The session is better at actually making me sweat and the ambiance is quite soothing, but all that chill is negated by having to put my clothes back on my filthy, moist body. I leave feeling gross and looking like I just ran through a sprinkler.

/ 5

Optimal Health (292 S. La Cienega Blvd., Beverly Hills)
Underwhelmed by my first two experiences, I instruct the attendant at Optimal Health to go hard on me and crank those infrared lights up to 11. She does, and 10 minutes in, I’m sweating profusely. Sweating might be repulsive in social situations, but it feels excellent in a controlled environment. My body is rapidly shedding water and it feels great.

Too great, perhaps. About 25 minutes in, I feel a little faint and need to take a five-minute break. There is a quarter-full water pitcher in my room. I slug it down in a matter of seconds but still feel thirsty. My body is flush and my heart is racing.

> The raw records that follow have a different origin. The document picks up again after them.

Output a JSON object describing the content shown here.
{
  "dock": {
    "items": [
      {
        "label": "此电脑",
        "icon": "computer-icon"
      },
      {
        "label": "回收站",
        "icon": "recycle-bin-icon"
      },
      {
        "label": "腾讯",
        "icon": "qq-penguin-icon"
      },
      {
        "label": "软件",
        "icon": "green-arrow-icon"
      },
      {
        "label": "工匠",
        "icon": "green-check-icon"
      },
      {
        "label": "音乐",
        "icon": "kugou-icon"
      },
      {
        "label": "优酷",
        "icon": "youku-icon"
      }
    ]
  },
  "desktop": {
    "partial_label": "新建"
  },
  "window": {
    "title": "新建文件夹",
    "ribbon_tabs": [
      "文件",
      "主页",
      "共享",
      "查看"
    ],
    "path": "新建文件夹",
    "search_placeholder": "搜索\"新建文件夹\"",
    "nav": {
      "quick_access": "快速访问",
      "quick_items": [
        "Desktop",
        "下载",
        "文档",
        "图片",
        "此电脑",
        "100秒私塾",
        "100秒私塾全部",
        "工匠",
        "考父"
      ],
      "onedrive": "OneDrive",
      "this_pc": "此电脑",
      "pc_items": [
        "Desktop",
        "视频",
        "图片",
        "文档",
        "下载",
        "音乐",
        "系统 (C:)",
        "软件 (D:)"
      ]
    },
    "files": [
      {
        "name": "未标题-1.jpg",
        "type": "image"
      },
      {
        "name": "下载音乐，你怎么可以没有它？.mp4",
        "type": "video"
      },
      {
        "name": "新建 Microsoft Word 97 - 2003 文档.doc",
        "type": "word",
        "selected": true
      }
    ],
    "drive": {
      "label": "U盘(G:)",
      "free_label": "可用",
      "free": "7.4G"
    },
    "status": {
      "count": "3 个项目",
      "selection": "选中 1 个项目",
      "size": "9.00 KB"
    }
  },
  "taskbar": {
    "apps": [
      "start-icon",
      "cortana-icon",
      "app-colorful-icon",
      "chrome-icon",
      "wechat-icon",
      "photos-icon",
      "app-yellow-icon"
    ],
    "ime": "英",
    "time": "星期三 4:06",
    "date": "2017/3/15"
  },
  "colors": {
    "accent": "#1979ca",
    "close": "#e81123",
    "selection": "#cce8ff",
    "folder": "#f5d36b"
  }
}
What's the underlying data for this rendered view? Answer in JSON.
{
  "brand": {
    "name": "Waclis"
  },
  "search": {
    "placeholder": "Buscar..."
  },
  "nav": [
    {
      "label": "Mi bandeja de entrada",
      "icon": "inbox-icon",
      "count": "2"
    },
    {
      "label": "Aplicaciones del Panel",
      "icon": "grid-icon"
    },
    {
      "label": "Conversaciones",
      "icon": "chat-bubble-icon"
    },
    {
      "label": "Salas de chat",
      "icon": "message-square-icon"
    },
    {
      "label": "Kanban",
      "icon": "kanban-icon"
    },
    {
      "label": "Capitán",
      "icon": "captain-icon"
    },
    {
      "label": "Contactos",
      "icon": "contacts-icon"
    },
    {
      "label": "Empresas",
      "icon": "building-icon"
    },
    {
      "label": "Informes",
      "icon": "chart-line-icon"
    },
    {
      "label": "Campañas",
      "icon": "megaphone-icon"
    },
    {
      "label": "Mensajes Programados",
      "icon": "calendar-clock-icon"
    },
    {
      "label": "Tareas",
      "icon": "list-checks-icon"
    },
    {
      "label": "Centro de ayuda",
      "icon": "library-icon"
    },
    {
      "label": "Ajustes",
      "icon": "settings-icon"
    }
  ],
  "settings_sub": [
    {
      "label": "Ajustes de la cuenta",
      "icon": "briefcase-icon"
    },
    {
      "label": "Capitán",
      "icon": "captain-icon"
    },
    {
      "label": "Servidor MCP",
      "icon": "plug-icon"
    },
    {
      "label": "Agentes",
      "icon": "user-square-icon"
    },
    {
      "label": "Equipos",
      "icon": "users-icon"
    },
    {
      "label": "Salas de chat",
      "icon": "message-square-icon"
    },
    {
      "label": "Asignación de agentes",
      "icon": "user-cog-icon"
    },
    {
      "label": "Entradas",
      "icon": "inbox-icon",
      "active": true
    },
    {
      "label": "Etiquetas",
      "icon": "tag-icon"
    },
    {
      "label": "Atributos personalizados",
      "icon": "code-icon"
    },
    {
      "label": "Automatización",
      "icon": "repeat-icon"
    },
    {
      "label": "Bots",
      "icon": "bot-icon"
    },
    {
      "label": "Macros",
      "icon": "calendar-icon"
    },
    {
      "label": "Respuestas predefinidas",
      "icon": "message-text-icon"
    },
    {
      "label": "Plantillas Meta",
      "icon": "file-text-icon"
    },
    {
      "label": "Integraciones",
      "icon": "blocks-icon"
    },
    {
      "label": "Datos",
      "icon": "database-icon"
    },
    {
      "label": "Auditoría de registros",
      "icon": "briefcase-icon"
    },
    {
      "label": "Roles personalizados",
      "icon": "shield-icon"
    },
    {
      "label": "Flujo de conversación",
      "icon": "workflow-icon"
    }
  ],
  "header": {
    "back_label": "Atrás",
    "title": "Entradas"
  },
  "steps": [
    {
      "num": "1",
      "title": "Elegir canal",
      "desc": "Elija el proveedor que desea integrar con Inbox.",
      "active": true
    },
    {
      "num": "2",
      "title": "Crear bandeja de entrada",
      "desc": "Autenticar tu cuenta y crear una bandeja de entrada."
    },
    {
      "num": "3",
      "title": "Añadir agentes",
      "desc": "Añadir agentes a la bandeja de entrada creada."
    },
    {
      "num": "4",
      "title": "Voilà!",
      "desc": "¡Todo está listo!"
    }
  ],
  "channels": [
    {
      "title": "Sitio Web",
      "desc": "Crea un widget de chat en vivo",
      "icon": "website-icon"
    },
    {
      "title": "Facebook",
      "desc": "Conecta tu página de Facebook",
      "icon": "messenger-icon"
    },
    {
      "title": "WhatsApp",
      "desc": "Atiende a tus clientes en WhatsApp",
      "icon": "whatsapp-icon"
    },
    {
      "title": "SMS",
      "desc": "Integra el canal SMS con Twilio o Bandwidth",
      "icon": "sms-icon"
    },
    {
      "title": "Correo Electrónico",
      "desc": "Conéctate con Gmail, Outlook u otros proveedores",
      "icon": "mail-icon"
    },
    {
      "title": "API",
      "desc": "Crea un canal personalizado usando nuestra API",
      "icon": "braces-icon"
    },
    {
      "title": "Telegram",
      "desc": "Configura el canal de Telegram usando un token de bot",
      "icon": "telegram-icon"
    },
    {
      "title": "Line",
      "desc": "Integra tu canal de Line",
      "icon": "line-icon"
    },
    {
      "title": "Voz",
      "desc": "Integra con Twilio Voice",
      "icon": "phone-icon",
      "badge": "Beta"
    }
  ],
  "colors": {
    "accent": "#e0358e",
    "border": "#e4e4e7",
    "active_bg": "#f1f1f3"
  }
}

I collect myself and slip back into my pod, but only last for another 15 minutes. This is exactly what I wanted — to sweat to the brink of passing out.

I turn off the machine with time left in my session, but wait quietly in my room while the clock runs down. I don’t want to let the attendant know I couldn’t handle a full session after I talked such a big game.

The best part: The sauna room has its own shower. I wash myself with cold water and lemon-scented Dr. Bronner’s liquid soap, and my body feels like it’s caked in Icy Hot.

/ 5

As much as I enjoyed my Optimal Health session, all I felt afterward was a kind of placid fatigue. That’s not nothing, but my plantar fasciitis surely isn’t cured, and I’m not any thinner.

But who am I to deny someone the pleasure of an infrared sauna? If people want to spend $45 just to pretend they’ve improved their health, that’s fine. Even if you just think something makes you healthier, happier and more energetic, it has achieved its goal.